A hash table stores key-value pairs and supports O(1) average-case insertion, deletion, and lookup. A hash function maps keys to array indices; since the key domain is typically larger than the table size, collisions (two keys mapping to the same index) are inevitable. Common collision resolution strategies are chaining (each slot holds a linked list) and open addressing (probe for the next open slot). A good hash function distributes keys uniformly; poor hash functions lead to many collisions and degrade performance to O(n).
Implement a simple hash table with chaining from scratch. Experiment with different hash functions and load factors to observe their effect on collision rates. Then examine how Python's dict handles resizing.
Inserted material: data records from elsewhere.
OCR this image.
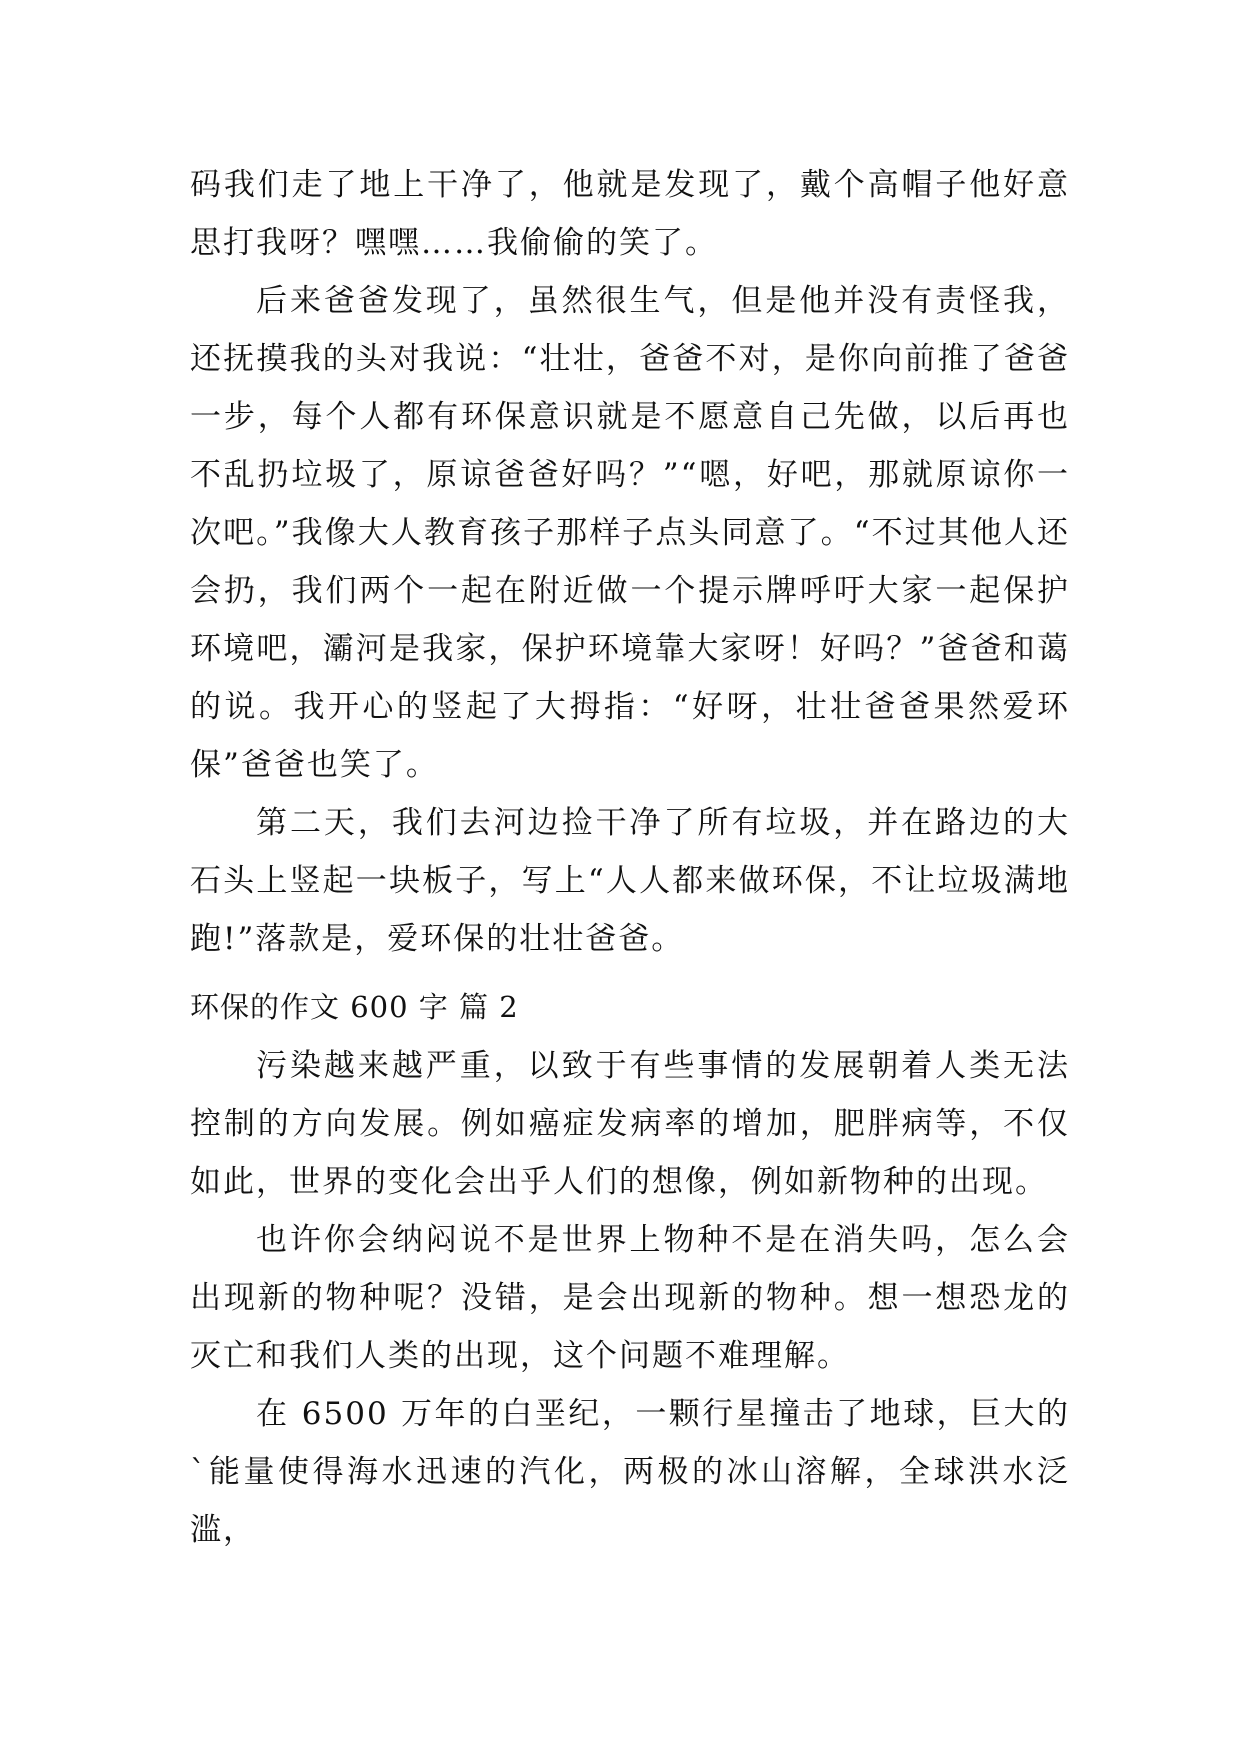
码我们走了地上干净了，他就是发现了，戴个高帽子他好意思打我呀？嘿嘿……我偷偷的笑了。

后来爸爸发现了，虽然很生气，但是他并没有责怪我，还抚摸我的头对我说：“壮壮，爸爸不对，是你向前推了爸爸一步，每个人都有环保意识就是不愿意自己先做，以后再也不乱扔垃圾了，原谅爸爸好吗？”“嗯，好吧，那就原谅你一次吧。”我像大人教育孩子那样子点头同意了。“不过其他人还会扔，我们两个一起在附近做一个提示牌呼吁大家一起保护环境吧，灞河是我家，保护环境靠大家呀！好吗？”爸爸和蔼的说。我开心的竖起了大拇指：“好呀，壮壮爸爸果然爱环保”爸爸也笑了。

第二天，我们去河边捡干净了所有垃圾，并在路边的大石头上竖起一块板子，写上“人人都来做环保，不让垃圾满地跑!”落款是，爱环保的壮壮爸爸。

环保的作文 600 字 篇 2

污染越来越严重，以致于有些事情的发展朝着人类无法控制的方向发展。例如癌症发病率的增加，肥胖病等，不仅如此，世界的变化会出乎人们的想像，例如新物种的出现。

也许你会纳闷说不是世界上物种不是在消失吗，怎么会出现新的物种呢？没错，是会出现新的物种。想一想恐龙的灭亡和我们人类的出现，这个问题不难理解。

在 6500 万年的白垩纪，一颗行星撞击了地球，巨大的`能量使得海水迅速的汽化，两极的冰山溶解，全球洪水泛滥，
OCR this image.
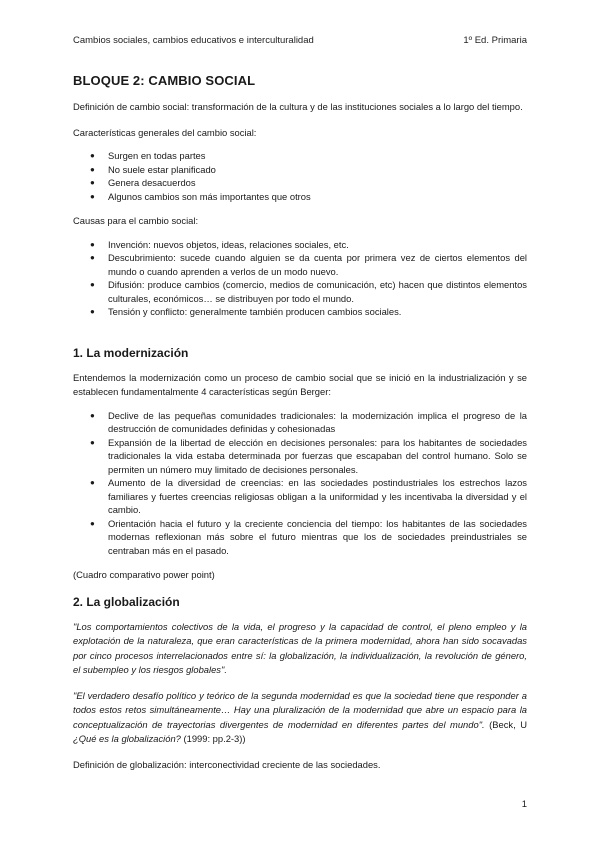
Cambios sociales, cambios educativos e interculturalidad	1º Ed. Primaria
BLOQUE 2: CAMBIO SOCIAL

Definición de cambio social: transformación de la cultura y de las instituciones sociales a lo largo del tiempo.

Características generales del cambio social:

● Surgen en todas partes
● No suele estar planificado
● Genera desacuerdos
● Algunos cambios son más importantes que otros

Causas para el cambio social:

● Invención: nuevos objetos, ideas, relaciones sociales, etc.
● Descubrimiento: sucede cuando alguien se da cuenta por primera vez de ciertos elementos del mundo o cuando aprenden a verlos de un modo nuevo.
● Difusión: produce cambios (comercio, medios de comunicación, etc) hacen que distintos elementos culturales, económicos… se distribuyen por todo el mundo.
● Tensión y conflicto: generalmente también producen cambios sociales.
1. La modernización

Entendemos la modernización como un proceso de cambio social que se inició en la industrialización y se establecen fundamentalmente 4 características según Berger:

● Declive de las pequeñas comunidades tradicionales: la modernización implica el progreso de la destrucción de comunidades definidas y cohesionadas
● Expansión de la libertad de elección en decisiones personales: para los habitantes de sociedades tradicionales la vida estaba determinada por fuerzas que escapaban del control humano. Solo se permiten un número muy limitado de decisiones personales.
● Aumento de la diversidad de creencias: en las sociedades postindustriales los estrechos lazos familiares y fuertes creencias religiosas obligan a la uniformidad y les incentivaba la diversidad y el cambio.
● Orientación hacia el futuro y la creciente conciencia del tiempo: los habitantes de las sociedades modernas reflexionan más sobre el futuro mientras que los de sociedades preindustriales se centraban más en el pasado.

(Cuadro comparativo power point)

2. La globalización

"Los comportamientos colectivos de la vida, el progreso y la capacidad de control, el pleno empleo y la explotación de la naturaleza, que eran características de la primera modernidad, ahora han sido socavadas por cinco procesos interrelacionados entre sí: la globalización, la individualización, la revolución de género, el subempleo y los riesgos globales".

"El verdadero desafío político y teórico de la segunda modernidad es que la sociedad tiene que responder a todos estos retos simultáneamente… Hay una pluralización de la modernidad que abre un espacio para la conceptualización de trayectorias divergentes de modernidad en diferentes partes del mundo". (Beck, U ¿Qué es la globalización? (1999: pp.2-3))

Definición de globalización: interconectividad creciente de las sociedades.

1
You already know that arrays give O(1) access by index — if you know the position, retrieval is instant. But what if you want to look things up by name rather than position? Hash tables solve exactly this problem: they let you store and retrieve values using arbitrary keys (strings, integers, objects) in O(1) average time.
The mechanism is elegant: a hash function converts any key into an integer, and that integer (modulo the table size) becomes the array index. For example, the key `"alice"` might hash to 42, and with a table of 100 slots, she is stored at index 42. Lookup is then O(1): hash the key, go to that index, done. The challenge is that the key space is typically enormous (all possible strings, for instance) while the table size is small, so many keys inevitably map to the same index — a collision. This is not a failure; it is expected and must be handled.
The two dominant collision resolution strategies are chaining and open addressing. Chaining stores a linked list at each slot; colliding entries are appended to the list. Open addressing keeps the table flat: on collision, the algorithm probes a sequence of other slots (linear probing, quadratic probing, or double hashing) until it finds an empty one. Chaining handles high load factors gracefully; open addressing has better cache performance because everything stays in the array. The choice between them is a real engineering tradeoff.
Performance degrades when the load factor (items / slots) grows too high. With many items and few slots, collisions become frequent and collision chains grow long, pushing lookup toward O(n). This is why hash tables resize — typically doubling the array size and rehashing all entries — when the load factor exceeds a threshold. The resizing itself is O(n), but it happens infrequently enough that the average cost per insertion is still O(1), which is an amortized analysis result you may have seen in that prerequisite topic.
A subtle misconception worth addressing: the O(1) claim assumes a good hash function and a low load factor. A bad hash function that maps all keys to the same slot gives O(n) always. And because adversaries can sometimes craft inputs that break a fixed hash function, production systems often use randomized hash seeds — so that even if an attacker knows your table size, they cannot predict which keys will collide. This is why Python randomizes its hash seed at startup.